Riesz Outer Product Hilbert Space Frames: Quantitative Bounds, Topological Properties, and Full Geometric Characterization

TL;DR

This paper provides a comprehensive analysis of outer product frames in Hilbert spaces, focusing on their bounds, independence, spanning properties, and geometric classification, with implications for frame theory and operator analysis.

Contribution

It offers the first detailed study of outer product frames induced by vector sequences, including bounds, independence, and a full geometric classification of dependent cases.

Findings

Riesz sequences of vectors produce Riesz sequences of outer products with comparable bounds.

Equiangular tight frames yield optimal Riesz bounds for outer products.

Almost all frames with certain bounds induce independent outer product sequences.

Abstract

Outer product frames are important objects in Hilbert space frame theory.
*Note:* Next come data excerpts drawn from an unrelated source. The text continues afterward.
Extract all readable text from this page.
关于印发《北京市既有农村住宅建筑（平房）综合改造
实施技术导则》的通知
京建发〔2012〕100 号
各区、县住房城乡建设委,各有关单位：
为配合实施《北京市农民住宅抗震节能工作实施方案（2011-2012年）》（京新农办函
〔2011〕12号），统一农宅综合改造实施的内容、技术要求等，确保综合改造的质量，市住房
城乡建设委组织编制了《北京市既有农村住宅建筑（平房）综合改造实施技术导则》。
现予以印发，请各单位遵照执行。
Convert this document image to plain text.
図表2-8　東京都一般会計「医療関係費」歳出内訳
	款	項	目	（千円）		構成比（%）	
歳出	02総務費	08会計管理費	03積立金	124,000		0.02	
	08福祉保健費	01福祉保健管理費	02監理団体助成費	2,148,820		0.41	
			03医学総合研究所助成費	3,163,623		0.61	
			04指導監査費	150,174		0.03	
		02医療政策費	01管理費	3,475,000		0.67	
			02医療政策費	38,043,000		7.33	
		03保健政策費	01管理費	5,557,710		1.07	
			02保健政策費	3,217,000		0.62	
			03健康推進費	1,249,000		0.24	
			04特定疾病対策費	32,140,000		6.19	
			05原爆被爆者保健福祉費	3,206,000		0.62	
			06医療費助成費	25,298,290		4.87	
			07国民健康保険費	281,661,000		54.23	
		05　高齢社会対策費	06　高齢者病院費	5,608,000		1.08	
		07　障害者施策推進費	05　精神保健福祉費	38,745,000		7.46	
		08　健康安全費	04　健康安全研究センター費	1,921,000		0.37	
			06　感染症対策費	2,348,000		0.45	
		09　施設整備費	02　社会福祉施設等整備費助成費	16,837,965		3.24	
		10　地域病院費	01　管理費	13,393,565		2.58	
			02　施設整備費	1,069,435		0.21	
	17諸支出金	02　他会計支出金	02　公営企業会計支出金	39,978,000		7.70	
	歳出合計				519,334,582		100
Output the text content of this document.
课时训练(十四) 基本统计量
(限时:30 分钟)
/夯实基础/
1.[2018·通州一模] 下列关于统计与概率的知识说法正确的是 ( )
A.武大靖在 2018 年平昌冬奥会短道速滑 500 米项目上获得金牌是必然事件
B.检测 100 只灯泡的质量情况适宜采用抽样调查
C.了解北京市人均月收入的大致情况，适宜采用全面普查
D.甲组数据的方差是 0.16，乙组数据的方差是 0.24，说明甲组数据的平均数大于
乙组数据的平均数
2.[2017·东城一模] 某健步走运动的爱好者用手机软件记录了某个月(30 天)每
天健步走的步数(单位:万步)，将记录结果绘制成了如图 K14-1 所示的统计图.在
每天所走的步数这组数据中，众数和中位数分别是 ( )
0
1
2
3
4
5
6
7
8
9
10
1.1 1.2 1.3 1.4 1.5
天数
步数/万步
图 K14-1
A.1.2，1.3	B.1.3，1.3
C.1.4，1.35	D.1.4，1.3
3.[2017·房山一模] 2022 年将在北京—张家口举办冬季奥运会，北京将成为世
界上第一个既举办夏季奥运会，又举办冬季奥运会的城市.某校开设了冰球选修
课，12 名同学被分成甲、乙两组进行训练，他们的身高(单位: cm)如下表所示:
But very little is known about them. In this paper, we make the first detailed study of the family of outer product frames induced directly by vector sequences. We are interested in both the quantitative attributs of these outer product sequences (in particular, their Riesz and frame bounds), as well as their independence and spanning properties. We show that Riesz sequences of vectors yield Riesz sequences of outer products with the same (or better) Riesz bounds. Equiangular tight frames are shown to produce Riesz sequences with optimal Riesz bounds for outer products. We provide constructions of frames which produce Riesz outer product bases with "good" Riesz bounds. We show that the family of unit norm frames which yield independent outer product sequences is open and dense (in a Euclidean-analytic sense) within the topological space $ \otimes_{i=1}^M S_{N - 1}$ where $M$ is less than or equal to the dimension of the space of symmetric operators on $\mathbb{H}^N$; that is to say, almost every frame with such a bound on its cardinality will induce a set of independent outer products. Thus, this would mean that finding the necessary and sufficient conditions such that the induced outer products are dependent is a more interesting question. For the coup de grace, we give a full analytic and geometric classification of such sequences which produce dependent outer products.